= Glenn Jonas =

New Zealand cricketer (born 1970)

Glenn Ralph Jonas (born 13 August 1970) is a former New Zealand cricketer who played first-class cricket for Wellington and Otago between the 1993–94 and 1999–00 seasons.

Jonas was born at Carterton in Wairarapa in 1970 and educated at Hutt Valley Memorial College.

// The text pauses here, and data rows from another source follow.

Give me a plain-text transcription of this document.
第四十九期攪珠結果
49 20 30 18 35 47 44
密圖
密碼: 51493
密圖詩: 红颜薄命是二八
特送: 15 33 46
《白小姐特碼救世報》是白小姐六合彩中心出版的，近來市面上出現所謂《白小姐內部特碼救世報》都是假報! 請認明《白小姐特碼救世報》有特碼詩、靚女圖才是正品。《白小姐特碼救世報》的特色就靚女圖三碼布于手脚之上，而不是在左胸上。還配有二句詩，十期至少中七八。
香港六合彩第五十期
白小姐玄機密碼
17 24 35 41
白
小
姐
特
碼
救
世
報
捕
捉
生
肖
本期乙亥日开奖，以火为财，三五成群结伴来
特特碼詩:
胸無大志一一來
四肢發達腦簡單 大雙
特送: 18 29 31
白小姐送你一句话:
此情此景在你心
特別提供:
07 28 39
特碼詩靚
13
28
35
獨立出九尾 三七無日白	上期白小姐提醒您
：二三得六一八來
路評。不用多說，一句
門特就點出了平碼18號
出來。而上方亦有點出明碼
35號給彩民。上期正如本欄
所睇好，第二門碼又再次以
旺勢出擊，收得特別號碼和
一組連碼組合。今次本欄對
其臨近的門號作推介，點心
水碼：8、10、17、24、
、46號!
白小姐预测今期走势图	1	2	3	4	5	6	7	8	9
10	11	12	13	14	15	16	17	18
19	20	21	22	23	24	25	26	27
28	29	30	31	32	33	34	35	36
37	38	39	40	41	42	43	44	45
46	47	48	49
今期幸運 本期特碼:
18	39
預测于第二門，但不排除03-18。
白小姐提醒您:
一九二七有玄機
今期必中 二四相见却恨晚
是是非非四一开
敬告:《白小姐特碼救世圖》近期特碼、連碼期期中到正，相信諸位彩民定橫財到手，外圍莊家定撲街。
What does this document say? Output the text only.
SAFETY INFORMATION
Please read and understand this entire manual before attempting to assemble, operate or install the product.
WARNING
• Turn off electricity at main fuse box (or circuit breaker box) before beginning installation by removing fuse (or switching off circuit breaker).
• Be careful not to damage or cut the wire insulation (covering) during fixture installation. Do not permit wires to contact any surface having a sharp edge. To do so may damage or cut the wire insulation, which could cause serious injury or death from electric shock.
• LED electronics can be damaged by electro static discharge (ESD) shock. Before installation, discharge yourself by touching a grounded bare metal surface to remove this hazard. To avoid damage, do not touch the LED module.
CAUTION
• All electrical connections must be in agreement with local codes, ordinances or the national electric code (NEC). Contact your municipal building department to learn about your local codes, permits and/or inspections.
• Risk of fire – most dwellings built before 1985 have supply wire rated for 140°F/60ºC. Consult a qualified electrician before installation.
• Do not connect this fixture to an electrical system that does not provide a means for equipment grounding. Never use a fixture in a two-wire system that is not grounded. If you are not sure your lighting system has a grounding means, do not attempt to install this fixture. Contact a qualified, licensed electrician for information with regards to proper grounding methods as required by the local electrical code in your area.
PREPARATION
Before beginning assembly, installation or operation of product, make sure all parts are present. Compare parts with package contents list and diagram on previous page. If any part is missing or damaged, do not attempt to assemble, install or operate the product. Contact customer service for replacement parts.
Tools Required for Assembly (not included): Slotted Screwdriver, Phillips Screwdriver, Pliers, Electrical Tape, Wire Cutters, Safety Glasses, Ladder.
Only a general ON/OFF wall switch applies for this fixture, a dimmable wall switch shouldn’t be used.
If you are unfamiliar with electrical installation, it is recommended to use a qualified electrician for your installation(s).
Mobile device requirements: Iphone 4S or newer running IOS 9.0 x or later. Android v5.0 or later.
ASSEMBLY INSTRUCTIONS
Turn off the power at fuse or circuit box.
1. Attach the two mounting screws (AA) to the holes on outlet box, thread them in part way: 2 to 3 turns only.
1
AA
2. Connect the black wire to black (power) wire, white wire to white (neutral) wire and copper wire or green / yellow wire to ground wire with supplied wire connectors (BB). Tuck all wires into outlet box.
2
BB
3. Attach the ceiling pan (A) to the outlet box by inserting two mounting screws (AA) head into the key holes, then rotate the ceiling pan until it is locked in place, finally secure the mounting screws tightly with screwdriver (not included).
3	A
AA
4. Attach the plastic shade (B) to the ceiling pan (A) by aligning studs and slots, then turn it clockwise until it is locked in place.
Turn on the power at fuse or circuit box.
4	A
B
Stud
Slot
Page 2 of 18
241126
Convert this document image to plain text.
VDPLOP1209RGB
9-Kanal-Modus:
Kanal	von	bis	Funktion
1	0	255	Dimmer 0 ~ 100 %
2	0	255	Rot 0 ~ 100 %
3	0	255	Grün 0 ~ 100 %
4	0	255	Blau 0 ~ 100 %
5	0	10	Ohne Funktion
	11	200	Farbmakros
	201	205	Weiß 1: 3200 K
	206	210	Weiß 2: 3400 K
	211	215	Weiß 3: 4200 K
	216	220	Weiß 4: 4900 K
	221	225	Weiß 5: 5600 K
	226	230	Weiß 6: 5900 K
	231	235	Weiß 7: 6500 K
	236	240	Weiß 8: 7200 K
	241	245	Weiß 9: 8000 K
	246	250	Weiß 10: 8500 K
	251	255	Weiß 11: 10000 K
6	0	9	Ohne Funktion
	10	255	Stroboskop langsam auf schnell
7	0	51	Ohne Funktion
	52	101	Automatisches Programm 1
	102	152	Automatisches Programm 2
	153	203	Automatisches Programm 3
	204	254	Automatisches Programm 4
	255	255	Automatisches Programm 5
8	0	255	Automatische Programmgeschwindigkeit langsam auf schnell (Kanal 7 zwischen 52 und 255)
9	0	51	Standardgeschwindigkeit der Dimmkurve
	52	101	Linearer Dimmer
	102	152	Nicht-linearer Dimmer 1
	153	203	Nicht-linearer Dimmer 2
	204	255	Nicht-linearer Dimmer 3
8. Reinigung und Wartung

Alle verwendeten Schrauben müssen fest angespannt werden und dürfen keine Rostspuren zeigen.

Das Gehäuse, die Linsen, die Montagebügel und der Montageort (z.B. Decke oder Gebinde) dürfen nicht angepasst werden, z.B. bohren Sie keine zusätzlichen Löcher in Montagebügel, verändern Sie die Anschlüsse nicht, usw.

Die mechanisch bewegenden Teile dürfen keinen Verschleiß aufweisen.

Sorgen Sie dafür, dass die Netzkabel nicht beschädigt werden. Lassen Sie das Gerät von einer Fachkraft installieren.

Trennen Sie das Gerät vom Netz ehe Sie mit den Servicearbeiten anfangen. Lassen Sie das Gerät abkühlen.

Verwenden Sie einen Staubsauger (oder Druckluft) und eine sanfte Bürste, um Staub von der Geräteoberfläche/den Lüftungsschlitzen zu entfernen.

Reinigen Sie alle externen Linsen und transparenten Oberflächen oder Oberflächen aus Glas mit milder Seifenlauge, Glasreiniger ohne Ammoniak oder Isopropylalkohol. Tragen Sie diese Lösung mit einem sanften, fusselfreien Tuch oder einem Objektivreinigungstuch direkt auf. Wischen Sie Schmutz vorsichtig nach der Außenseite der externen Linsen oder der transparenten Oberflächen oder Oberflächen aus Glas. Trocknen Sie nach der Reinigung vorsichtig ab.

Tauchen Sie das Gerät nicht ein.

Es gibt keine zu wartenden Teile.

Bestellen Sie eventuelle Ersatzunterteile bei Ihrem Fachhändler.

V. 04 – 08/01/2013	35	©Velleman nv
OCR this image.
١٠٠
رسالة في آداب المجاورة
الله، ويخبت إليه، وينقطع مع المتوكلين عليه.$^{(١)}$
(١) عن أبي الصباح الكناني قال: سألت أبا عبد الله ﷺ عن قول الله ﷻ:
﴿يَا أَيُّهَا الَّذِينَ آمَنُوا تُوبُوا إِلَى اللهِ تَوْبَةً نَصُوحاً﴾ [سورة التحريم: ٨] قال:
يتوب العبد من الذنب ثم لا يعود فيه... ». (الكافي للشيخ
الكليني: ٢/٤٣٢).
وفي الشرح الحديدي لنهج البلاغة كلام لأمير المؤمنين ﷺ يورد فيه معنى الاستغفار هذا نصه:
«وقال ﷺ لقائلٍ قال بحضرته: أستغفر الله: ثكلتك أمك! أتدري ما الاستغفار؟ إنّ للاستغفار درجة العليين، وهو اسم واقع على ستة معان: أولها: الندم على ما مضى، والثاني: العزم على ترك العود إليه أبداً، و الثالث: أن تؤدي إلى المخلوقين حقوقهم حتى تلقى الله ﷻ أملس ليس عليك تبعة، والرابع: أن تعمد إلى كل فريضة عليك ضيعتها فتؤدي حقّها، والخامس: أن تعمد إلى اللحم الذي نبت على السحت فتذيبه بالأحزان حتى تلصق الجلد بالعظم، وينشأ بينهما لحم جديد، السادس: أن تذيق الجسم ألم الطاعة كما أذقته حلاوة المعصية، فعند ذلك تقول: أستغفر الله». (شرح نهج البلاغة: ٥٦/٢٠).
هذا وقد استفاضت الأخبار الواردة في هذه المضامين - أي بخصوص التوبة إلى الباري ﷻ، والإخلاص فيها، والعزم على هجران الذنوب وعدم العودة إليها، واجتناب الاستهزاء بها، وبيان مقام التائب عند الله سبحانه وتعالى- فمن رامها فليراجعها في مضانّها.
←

After playing Hawke Cup matches for Hutt Valley from the 1990–91 season, Jonas first featured for Wellington's Second XI the following season. He made his senior representative debut for the provincial team in a December 1993 List A fixture against Auckland at the Basin Reserve, although he did not take a wicket. Hemade his first-class debut the following month against Otago, opening the bowling and taking four wickets. Primarily a right-arm medium pace bowler, Jonas played regularly for Wellington for five seasons before moving to Otago ahead of the 1998–99 season. He played for the team for two seasons as well as representing Dunedin Metropolitan in the Hawke Cup in the 1999–00 season.

In total Jonas played in 35 first-class matches, taking 132 wickets, and 64 List A matches, taking 92 wickets. As well as his two provincial teams, he played two first-class and one List A match for the New Zealand Cricket Academy during the 1994–95 season and one first-class and four List A matches for Central Conference during 1997–98.